The mural depicts the final inning of a girls’ game. Lined up alongside the third base fence line are the boys who are waiting to take the field next. On the other opposite fence line are more spectators as well as a passing engine of a Tidewater Southern Railway train.

A runner is positioned to score from third while a right-handed batter is awaiting a pitch. There will be a dog that chases down balls and retrieves them depicted in the mural. Gordon said it was a touch that reflected the fact there were no outfield fences.

Altogether, five murals are being added to Library Park along a path dubbed “the history walk.”

The other four murals are:

• “The Yokuts Indians” by Terri Pasquini. The mural will show a family of Native Americans whose ancestral lands are in and around Manteca gathered around the evening campfire listening to the story of creation.

• “The Pioneers” by Jessie Marinas. The mural depicts the hard struggle to make a living and provide for the family that was faced by farmers that settled the Manteca area before irrigation was developed.

• “Agriculture” by Colleen Mitchell-Veyna. The mural portrays the bountiful harvests once Manteca farming came into its own with irrigation.

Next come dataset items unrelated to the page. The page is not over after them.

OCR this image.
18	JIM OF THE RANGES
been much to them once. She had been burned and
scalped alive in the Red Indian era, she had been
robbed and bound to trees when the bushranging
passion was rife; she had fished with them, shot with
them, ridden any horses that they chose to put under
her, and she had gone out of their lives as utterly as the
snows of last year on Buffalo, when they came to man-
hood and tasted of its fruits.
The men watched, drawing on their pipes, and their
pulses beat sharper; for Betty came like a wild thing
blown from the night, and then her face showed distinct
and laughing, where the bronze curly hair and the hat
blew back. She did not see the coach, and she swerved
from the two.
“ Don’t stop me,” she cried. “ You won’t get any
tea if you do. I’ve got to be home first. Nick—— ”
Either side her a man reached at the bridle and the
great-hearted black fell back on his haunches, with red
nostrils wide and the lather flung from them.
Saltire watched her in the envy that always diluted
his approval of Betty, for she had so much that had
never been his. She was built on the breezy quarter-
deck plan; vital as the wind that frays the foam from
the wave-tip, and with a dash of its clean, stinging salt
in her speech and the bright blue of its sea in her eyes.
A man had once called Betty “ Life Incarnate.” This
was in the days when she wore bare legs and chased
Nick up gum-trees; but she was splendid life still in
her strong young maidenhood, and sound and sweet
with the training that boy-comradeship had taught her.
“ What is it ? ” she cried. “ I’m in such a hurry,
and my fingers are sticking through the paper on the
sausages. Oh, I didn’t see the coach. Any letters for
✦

•”Industry” by Brian Romagnoli. The mural will depict images of industry from Manteca.

The other four murals will be 32 feet wide by 8 feet high.

The murals are being painted off site on weather-resistant ply-canvas. When completed they will be installed on the walls.

All the murals except the baseball mural are targeted to be dedicated the second week of April during the Crossroads Street Fair.

The Library Park expansion was designed to have murals be an integral part of the experience of using the park.

The city will pay the society $59,950 to cover the cost of the artists’ work and materials plus ongoing maintenance. The money will come from development agreement fees - the so-called bonus bucks paid by developers to assure sewer allocation certainty for housing.